As expressed previously, politics was something I was never really into. I had little time for it. I didn’t feel that it had a big impact on my life so I switched off when a political topic came up. It wasn’t until I was on holiday with my brother a number of years ago that, after shrugging in response to a political question, I was told I should take more of an interest in it. So… that’s what I did. I took a political test at around end of 2015. This is where I landed.
A full on communist, right?
As one can imagine though, once one gets more involved in a topic, their views change. Once I became more informed about the specifics of things, I started to see things differently. Needless to say, I was rather shocked when Donald Trump won in 2016. There was a large group of people that was seeing something that I couldn’t. He had a message that resonated with certain people. What was that message? There are some who are still scratching their heads trying to figure that out. Some like to dismiss all his supporters with a simple: “They’re all just a bunch of racists”. I think this is intellectual laziness. To dismiss your opponents as nothing but stupid, or immoral is an easy way out. When you really look into it, those accusations do not account for his victory. If this is the only reason you can think of, you need to get a bit more creative.
I started watching a bunch of different creators on Youtube and seeing/taking part in discussions online. Some of the podcasts I regularly tuned into (depending on the guest) was Sam Harris' Making Sense podcast, or the JRE. Both were (and still are) very insightful. I watched some of Vox's youtube content. Then I started watching Ben Shapiro’s show frequently along side Steven Crowder’s. They had arguments --convincing ones, that made me change my mind on a lot of issues. I don’t currently agree with everything that I believed back then, but I have gained an understanding of what others believe. I can now view things from the ‘other side’. And I have discovered that there are a lot of points that people think are valid, but aren’t when taking into account what the other side believes. And they never discover this because they don’t bother to properly investigate what the other side believes. Remember, for those that you disagree with, in their mind, their point of view and what they believe is just as coherent as what you believe. Even when you’re at a total disagreement. Your job should be to find out why they feel that way and see what bits it is that you disagree on.

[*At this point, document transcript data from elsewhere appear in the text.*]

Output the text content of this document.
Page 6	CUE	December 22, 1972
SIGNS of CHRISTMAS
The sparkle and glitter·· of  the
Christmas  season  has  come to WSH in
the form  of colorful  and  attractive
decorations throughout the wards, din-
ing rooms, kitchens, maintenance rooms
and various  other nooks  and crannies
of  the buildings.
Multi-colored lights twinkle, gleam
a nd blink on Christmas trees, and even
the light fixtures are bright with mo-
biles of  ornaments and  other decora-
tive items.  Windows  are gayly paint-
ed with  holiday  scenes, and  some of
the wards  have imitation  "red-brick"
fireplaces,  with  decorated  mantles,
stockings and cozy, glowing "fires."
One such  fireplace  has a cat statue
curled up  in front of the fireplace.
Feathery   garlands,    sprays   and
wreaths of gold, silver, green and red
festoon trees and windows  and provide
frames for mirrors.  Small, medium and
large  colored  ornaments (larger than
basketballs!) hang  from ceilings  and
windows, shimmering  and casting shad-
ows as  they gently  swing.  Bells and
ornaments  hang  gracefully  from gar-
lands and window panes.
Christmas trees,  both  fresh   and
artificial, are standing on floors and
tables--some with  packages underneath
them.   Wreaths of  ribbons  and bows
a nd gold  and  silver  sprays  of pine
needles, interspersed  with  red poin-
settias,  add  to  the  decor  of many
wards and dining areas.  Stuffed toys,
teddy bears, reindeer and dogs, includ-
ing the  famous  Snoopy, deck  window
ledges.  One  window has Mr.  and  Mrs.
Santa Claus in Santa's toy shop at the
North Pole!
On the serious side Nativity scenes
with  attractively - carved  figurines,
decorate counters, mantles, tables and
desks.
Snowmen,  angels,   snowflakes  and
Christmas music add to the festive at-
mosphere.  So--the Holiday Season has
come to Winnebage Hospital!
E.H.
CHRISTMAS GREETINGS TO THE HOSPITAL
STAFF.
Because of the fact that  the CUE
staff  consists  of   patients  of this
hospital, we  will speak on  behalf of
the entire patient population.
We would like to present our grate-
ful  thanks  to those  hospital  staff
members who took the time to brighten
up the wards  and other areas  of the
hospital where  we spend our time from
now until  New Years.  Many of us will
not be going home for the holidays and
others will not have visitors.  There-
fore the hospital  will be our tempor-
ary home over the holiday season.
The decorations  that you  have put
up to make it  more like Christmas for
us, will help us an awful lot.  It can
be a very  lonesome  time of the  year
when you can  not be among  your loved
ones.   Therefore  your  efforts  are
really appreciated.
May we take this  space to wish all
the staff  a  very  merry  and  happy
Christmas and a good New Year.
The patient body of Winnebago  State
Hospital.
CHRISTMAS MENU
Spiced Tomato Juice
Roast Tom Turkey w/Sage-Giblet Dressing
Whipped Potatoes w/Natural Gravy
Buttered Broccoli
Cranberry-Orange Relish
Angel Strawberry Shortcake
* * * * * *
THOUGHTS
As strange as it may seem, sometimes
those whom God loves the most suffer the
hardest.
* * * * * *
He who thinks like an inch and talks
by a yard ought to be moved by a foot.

Let’s look at how much I shifted over a couple years.
Basically a Nazi, right?
Boom. Shifted over to the right, with a little less on the libertarian side. I spent around a couple years down this road, gathering an understanding of why people would support Trump. It was fascinating how two groups of people would interpret something he said in two completely different ways. It should make you think that some people believe he’s the most racist, anti-semitic person ever, yet he has tremendous support from the black community (more blacks and Hispanics voted for him in 2020 than they did in 2016) and Israel love him so much they name things after him. You’d think Israel would be good at spotting anti-semitism by now, wouldn’t you?
I no longer watch the conservative shows as much as I used to. At the moment I listen to a lot of Scott Adams (creator of Dilbert, self describes his social views as “left of Bernie”, predicted Trump to win back in 2015), Douglas Murray (Neocon from the UK), Bret Weinstein (evolutionary theorist, also quite on the left) and a variety of different people here and there. Let’s see where I currently stand:
Now I’m somewhere in-between where I once started and where I went to. Am I going to stay in the same spot forever? Highly unlikely. I will continue to keep learning and pursue what I believe to be true.

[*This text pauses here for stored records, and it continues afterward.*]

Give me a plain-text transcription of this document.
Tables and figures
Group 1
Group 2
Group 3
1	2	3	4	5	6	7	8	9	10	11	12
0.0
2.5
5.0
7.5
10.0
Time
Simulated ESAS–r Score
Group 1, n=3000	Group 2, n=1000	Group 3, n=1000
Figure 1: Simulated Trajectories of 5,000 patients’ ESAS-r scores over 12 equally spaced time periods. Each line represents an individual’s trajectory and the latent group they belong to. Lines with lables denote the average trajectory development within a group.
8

What can we learn from this?
The most important thing I can recommend is listening to a diversity of opinions. And I don’t mean ‘diversity’ like all the woke intersectionalists would describe it. I mean real diversity, as in, the diversity of the information you receive. I don’t care about the superficial diversity of the person who is delivering the message, as long as the message is an honest representation of someone’s views. THIS is diversity of opinion. It is critical to understand where the ‘other side’ is coming from. By doing this, it will ensure that you grow, learn, and find out that you are wrong. Finding out that you’re wrong is a good thing, because once you discover that you’re wrong, you no longer have to stay that way.
Friendly remind that this does not sway anyone. Stop being ridiculous.

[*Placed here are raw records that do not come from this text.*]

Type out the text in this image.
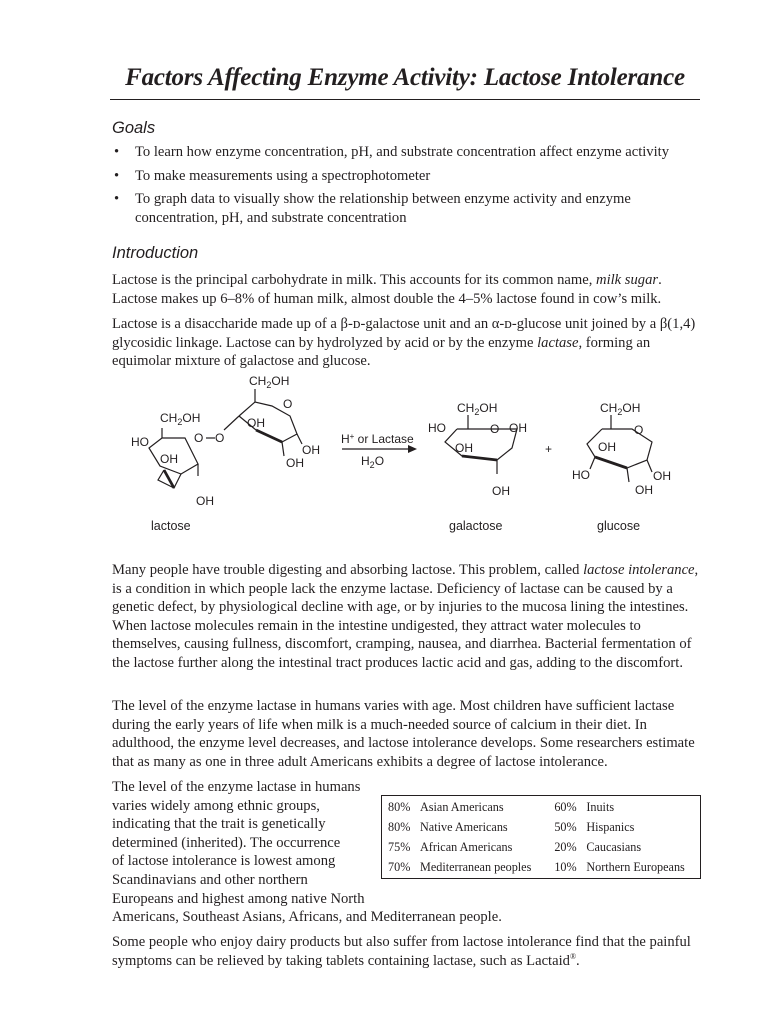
Factors Affecting Enzyme Activity: Lactose Intolerance
Goals
• To learn how enzyme concentration, pH, and substrate concentration affect enzyme activity
• To make measurements using a spectrophotometer
• To graph data to visually show the relationship between enzyme activity and enzyme concentration, pH, and substrate concentration
Introduction

Lactose is the principal carbohydrate in milk. This accounts for its common name, milk sugar. Lactose makes up 6–8% of human milk, almost double the 4–5% lactose found in cow’s milk.

Lactose is a disaccharide made up of a β-ᴅ-galactose unit and an α-ᴅ-glucose unit joined by a β(1,4) glycosidic linkage. Lactose can by hydrolyzed by acid or by the enzyme lactase, forming an equimolar mixture of galactose and glucose.

$CH_2OH$
O
OH
OH
OH
O
$CH_2OH$
HO	O
OH
OH
H+ or Lactase
$H_2O$
$CH_2OH$
HO	O OH
OH
OH
+
$CH_2OH$
O
OH
HO	OH
OH
lactose	galactose	glucose

Many people have trouble digesting and absorbing lactose. This problem, called lactose intolerance, is a condition in which people lack the enzyme lactase. Deficiency of lactase can be caused by a genetic defect, by physiological decline with age, or by injuries to the mucosa lining the intestines. When lactose molecules remain in the intestine undigested, they attract water molecules to themselves, causing fullness, discomfort, cramping, nausea, and diarrhea. Bacterial fermentation of the lactose further along the intestinal tract produces lactic acid and gas, adding to the discomfort.

The level of the enzyme lactase in humans varies with age. Most children have sufficient lactase during the early years of life when milk is a much-needed source of calcium in their diet. In adulthood, the enzyme level decreases, and lactose intolerance develops. Some researchers estimate that as many as one in three adult Americans exhibits a degree of lactose intolerance.

The level of the enzyme lactase in humans
varies widely among ethnic groups,
indicating that the trait is genetically
determined (inherited). The occurrence
of lactose intolerance is lowest among
Scandinavians and other northern
Europeans and highest among native North
Americans, Southeast Asians, Africans, and Mediterranean people.

80%	Asian Americans	60%	Inuits
80%	Native Americans	50%	Hispanics
75%	African Americans	20%	Caucasians
70%	Mediterranean peoples	10%	Northern Europeans

Some people who enjoy dairy products but also suffer from lactose intolerance find that the painful symptoms can be relieved by taking tablets containing lactase, such as Lactaid®.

The point of all of this is that people can, and should, change their minds. Not only do you start to understand and eventually empathise with people of whom you usually disagree with, but you understand why they think that way, instead of just assuming that they’re stupid or evil. I have changed my mind on almost every issue you can think of, sometimes multiple times. Some call this “flip-flopping”, I call this progression. It is always possible for someone to change their mind no matter how ‘far gone’ you think they are. Even the worst of the worst or the most indoctrinated of people can change their mind. If Maajid Nawaz can go from a fundamentalist Islamist, who wanted to establish a global Islamic Caliphate and implement Shariah law, to a secular and liberal Muslim who criticises growing fundamentalism, then people can change their mind. If Daryl Davis, an African-American man, can convince 200+ KKK members to give up their robes and leave the Klan, then people can change their mind.
Anyone you know can change their mind.